At the 50th annual Ontario Prayer Breakfast, musician and fiddle legend Natalie MacMaster will be on hand to demonstrate how music and prayer occupy common territory in the human mind.
She backs off any suggestion her Feb. 21 appearance before provincial and city politicians at Toronto’s Sheraton Centre Hotel will be in the role of spiritual master.
“I’m not a person to be purposefully inspiring. I don’t intend to inspire,” she told The Catholic Register from Wisconsin as she went through sound checks for a Valentine’s Day concert.
“All I can offer is a sharing that this is my way of living; this is what works for me, based on how I was moulded. I’m passing my experiences on to you through music and a little bit of chat. I always say, it’s never me who inspires. It’s the Lord, working through the music.”
But to hear music you first have to be quiet, attentive and ready to receive whatever comes. The state of mind necessary for contemplation, for prayer and for music is increasingly rare in our world, MacMaster said.
“We’re living in a world where there’s a hundred million things you could be doing with your time,” she said. “It’s all around you. It’s at your fingertips.”
It isn’t just the options and apps on our cellphones or the endless choices on Netflix. It is preferring distraction over quiet, diversion over keen attention and contemplation.
“There’s a problem with finding the necessary headspace for any activity that requires thought,” MacMaster said.
“Whether it’s for something simple or trying to write music, create music, even talk about music — or whether it be prayer life — it’s all very, very, very difficult. You just have to persevere and try to find creative ways.”

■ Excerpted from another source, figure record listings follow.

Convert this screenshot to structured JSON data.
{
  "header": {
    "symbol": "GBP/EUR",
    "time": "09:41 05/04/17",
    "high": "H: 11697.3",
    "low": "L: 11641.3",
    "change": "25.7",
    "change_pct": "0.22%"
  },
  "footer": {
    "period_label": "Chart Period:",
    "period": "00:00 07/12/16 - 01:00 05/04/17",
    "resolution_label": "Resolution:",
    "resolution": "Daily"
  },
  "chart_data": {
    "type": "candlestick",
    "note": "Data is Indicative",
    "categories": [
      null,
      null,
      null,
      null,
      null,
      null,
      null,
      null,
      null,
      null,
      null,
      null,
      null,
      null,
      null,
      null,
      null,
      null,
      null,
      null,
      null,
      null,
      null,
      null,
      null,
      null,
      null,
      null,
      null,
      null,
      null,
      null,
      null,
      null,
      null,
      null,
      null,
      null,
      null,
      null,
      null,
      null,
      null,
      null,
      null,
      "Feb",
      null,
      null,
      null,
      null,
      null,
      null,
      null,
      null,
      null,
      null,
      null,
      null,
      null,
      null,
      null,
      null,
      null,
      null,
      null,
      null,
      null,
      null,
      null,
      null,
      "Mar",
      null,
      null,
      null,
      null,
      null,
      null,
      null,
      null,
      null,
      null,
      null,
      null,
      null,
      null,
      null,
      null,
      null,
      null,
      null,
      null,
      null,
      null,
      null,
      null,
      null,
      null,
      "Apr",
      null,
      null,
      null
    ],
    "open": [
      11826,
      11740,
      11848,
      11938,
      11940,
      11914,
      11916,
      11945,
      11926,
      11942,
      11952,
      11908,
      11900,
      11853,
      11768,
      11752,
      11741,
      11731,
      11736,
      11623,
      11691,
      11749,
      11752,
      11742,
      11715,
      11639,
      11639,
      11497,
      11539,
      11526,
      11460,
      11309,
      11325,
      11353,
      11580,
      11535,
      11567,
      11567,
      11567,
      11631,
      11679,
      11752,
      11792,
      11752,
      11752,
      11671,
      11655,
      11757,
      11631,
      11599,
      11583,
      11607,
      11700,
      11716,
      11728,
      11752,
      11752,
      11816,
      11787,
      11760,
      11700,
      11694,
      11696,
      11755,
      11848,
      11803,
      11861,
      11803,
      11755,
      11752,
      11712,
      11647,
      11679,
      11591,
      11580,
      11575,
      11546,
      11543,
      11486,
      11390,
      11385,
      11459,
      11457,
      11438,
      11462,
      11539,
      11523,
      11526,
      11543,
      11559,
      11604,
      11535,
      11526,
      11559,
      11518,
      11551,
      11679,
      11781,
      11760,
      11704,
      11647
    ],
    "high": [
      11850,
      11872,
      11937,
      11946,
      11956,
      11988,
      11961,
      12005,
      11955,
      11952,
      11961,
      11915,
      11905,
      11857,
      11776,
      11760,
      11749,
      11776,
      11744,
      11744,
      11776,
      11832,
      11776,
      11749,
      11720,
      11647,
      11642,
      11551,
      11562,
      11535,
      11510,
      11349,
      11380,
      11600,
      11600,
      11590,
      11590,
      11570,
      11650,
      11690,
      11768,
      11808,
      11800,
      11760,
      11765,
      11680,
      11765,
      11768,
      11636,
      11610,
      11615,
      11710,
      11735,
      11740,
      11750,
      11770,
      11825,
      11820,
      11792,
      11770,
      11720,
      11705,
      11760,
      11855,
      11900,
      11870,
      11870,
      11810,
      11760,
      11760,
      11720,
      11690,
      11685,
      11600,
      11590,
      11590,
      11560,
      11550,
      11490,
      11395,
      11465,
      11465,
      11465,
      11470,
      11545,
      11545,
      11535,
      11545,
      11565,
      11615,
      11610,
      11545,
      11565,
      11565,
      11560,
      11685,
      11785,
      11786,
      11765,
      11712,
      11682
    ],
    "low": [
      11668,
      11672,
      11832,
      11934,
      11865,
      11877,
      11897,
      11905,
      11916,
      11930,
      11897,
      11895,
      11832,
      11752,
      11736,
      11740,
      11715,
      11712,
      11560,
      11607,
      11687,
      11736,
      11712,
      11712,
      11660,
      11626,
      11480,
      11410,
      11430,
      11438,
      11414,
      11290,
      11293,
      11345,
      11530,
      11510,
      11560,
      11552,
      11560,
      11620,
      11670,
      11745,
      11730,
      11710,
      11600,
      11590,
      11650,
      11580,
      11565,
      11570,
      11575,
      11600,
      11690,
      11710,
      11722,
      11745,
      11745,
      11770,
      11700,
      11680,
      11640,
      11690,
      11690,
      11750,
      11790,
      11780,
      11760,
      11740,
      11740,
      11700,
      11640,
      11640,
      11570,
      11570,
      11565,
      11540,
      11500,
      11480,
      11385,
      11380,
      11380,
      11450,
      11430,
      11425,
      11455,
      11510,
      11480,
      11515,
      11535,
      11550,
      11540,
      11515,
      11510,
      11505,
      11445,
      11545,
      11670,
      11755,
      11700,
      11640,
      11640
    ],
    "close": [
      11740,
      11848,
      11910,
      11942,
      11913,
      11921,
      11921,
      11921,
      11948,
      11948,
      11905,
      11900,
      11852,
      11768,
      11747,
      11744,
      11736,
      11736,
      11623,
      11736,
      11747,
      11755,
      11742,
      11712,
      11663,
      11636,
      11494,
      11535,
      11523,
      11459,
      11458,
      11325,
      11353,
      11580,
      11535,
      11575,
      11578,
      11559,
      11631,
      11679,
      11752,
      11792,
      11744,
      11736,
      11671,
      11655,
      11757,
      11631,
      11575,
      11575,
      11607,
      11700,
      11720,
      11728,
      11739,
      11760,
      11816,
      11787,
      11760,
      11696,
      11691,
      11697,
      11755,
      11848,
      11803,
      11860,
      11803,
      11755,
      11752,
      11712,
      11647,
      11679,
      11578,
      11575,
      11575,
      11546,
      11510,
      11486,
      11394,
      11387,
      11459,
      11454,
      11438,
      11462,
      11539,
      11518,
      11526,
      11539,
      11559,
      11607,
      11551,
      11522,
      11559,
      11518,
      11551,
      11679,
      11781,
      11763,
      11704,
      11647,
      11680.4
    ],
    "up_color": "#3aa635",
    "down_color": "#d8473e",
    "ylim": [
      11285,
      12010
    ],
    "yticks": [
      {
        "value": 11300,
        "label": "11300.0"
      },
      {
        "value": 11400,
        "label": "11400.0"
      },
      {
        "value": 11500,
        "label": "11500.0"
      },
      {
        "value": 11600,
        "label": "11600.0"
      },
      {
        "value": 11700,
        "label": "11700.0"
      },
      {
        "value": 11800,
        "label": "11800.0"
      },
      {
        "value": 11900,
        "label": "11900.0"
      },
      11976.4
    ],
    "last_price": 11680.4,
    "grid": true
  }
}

As the 45-year-old mother of seven home-schooled children living on a working farm, and juggling her touring and recording, MacMaster has learned to plan for prayer and plan for music.
“Music and music related topics were constantly in my every day for decades,” she said. “And then I got married and had the first of seven children. So it slowly takes on a new evolution. I would say my day is divided between my mind as a musician and my heart as a mother.”
Growing up in Cape Breton, MacMaster simply claimed the time and space for music and prayer as her birthright. As a mother, she now works to ensure her children cultivate those habits of mind.
“We don’t have daily rosary, but we try to get at least a couple in every week. They (the children) are good at praying on their own. I try to encourage the kids,” she said. “We have a little chapel (on their farm near Lakefield, Ont.), so I try to encourage them to just go in there. Every day it’s on their list of things to do, just go in there whether it’s 30 seconds or two minutes and just say a prayer.”
MacMaster looks forward to the prayer breakfast for Ontario’s political elite as something quite different than an exercise in political marketing.
“Whatever happens during the prayer breakfast meeting, it’s just people being open,” she said. “If God inspires their hearts — it could be through me, it could be through one of the children, it could be just an enlightenment that God gives them while someone else is speaking, it might be just the moment — you want people in life generally to be inspired. So, we’ll hope for good things like that.”